Solving equations and inequalities: Quadratic inequalities
Solving quadratic inequalities via the quadratic formula and inspection
- first solving the corresponding quadratic equation;
- then figuring out in which area(s) the inequality is true;
- finally, combining the intermediate results.
\(x<-1 \lor x > 6\)
We have the inequality \[x^2-6 > 5 x\] but first we solve the following equation: \(x^2-6 = 5 x \), that is \( x^2-5 x-6 =0\). We do this via the quadratic formula: \[\begin{aligned} x&=\frac{5\pm \sqrt{(5)^2-4 \cdot 1 \cdot -6}}{2}\\ \\ &=\frac{5\pm \sqrt{49}}{2}\\ \\ &=\frac{5\pm 7}{2}\end{aligned}\] So \[x=-1\quad \text{or}\quad x=6\] Now we explore where the inequality is true.

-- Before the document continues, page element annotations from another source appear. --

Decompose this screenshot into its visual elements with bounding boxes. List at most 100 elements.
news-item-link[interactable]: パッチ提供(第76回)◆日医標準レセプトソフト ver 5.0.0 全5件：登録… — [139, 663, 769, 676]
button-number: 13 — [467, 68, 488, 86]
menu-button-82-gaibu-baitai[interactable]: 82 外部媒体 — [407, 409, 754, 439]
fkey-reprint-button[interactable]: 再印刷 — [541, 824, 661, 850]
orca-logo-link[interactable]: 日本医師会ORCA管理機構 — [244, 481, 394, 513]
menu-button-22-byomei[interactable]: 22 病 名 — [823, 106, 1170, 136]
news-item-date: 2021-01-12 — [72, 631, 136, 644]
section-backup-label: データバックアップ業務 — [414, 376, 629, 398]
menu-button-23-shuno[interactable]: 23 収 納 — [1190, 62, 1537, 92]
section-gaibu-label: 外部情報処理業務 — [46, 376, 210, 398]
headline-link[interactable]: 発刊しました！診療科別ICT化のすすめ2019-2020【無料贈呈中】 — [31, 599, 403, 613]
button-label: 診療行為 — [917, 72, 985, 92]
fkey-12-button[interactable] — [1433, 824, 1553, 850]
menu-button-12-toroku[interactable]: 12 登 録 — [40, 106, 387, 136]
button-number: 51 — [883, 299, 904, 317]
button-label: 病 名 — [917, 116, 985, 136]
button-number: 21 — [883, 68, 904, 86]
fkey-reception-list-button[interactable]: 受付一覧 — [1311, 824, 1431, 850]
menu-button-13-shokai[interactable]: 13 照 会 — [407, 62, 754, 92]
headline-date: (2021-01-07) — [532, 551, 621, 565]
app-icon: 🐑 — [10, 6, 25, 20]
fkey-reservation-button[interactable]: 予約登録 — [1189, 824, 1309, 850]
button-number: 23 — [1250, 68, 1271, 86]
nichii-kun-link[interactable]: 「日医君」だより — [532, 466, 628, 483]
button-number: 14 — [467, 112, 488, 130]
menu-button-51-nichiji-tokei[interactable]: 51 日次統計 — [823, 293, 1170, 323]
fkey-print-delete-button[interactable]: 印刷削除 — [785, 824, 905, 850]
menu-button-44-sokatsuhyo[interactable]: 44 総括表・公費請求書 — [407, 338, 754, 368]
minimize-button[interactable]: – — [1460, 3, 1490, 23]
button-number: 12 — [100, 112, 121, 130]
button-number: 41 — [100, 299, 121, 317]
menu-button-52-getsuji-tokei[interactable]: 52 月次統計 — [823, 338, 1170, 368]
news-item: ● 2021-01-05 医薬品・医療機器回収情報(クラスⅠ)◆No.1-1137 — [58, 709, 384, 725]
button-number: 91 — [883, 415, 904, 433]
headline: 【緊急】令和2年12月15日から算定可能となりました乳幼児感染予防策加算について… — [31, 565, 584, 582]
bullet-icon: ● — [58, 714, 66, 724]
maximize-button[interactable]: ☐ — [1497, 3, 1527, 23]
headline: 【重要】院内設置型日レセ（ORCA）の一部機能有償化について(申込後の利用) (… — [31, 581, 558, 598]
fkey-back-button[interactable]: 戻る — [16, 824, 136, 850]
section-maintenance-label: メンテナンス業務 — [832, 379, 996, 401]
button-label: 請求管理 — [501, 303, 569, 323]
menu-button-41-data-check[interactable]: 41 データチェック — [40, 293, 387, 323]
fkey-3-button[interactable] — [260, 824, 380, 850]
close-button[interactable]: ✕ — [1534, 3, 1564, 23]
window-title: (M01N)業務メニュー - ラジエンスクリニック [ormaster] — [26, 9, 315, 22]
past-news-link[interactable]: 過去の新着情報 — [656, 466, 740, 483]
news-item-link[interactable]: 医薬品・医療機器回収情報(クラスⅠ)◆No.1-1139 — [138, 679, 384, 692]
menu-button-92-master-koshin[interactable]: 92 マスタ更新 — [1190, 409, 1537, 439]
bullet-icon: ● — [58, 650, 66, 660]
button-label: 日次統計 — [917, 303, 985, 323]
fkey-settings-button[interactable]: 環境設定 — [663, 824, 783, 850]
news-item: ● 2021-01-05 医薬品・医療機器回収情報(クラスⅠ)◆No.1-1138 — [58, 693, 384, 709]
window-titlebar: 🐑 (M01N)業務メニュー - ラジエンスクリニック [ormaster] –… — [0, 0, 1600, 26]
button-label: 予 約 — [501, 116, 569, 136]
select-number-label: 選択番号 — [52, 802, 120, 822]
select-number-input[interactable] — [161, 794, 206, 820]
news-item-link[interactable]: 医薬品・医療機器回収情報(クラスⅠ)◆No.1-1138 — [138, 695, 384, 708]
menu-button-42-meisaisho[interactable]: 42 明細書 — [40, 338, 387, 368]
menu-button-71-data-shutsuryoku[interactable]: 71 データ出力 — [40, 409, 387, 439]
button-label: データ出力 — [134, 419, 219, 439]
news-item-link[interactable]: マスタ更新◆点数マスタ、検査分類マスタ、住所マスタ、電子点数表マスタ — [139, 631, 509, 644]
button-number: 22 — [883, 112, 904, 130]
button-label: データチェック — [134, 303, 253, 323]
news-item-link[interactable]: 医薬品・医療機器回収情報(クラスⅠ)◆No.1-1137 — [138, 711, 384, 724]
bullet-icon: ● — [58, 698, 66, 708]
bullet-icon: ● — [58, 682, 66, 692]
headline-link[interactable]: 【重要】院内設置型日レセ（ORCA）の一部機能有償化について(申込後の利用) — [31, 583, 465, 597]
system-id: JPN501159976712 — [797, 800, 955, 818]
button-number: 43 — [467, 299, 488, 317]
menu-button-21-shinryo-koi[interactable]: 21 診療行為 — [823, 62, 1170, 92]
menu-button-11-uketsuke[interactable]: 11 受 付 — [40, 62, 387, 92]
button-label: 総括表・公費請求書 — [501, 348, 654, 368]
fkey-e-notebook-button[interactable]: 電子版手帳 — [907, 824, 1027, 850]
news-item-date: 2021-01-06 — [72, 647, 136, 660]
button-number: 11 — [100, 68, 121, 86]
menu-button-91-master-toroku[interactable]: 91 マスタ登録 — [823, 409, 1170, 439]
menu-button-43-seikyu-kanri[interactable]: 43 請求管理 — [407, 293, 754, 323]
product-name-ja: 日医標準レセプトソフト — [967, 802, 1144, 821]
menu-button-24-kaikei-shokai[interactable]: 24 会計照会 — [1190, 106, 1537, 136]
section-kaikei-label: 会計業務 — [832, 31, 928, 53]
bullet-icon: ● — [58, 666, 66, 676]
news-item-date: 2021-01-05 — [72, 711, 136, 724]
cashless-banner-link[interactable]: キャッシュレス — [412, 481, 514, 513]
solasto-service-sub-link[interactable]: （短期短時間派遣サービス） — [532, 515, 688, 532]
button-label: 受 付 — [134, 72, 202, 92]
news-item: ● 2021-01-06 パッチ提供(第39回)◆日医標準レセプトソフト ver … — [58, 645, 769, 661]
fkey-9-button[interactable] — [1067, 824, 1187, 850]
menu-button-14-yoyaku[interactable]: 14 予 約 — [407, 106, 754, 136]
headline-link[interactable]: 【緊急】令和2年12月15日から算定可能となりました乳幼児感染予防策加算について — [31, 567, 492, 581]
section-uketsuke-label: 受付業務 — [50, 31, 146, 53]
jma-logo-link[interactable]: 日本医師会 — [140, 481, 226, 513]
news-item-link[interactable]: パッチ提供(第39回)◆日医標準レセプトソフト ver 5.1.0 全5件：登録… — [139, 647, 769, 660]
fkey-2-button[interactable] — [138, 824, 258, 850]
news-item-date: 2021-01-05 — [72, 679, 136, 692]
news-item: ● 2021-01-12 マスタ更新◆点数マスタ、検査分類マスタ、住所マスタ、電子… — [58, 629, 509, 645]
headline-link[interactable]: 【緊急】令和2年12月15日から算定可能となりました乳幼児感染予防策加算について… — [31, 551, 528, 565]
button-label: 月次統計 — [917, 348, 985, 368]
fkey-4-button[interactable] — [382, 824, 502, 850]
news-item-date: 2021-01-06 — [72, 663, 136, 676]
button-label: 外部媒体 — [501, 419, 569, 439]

First we take a value \(x<-1\), say \(x=-3\). The value of the left-hand side of the inequality is then \[(-3)^2-6=3\] The value of the right-hand side is \[5 \cdot -3=-15\] So we have found for \(x<-1\) that \(x^2-6 > 5 x\).
Next we choose a value \(-1<x<6\), say \(x=0\). The value of the left-hand side of the inequality is then \[(0)^2-6=-6\] The value of the right-handside is \[5\cdot 0=0\] So we have found for \(-1<x<6\) that \(x^2-6 < 5 x\).
Finally we choose a value \(x>6\), say \(x=7\). The value of the left-hand side of the inequality is then \[(7)^2-6=43\] The value of the right-hand side is \[5 \cdot 7=35\] So we have found for \(x>6\) that \(x^2-6>5 x\).
So we can conclude that \[x^2-6 > 5 x\] when \(x<-1\) or \(x>6\).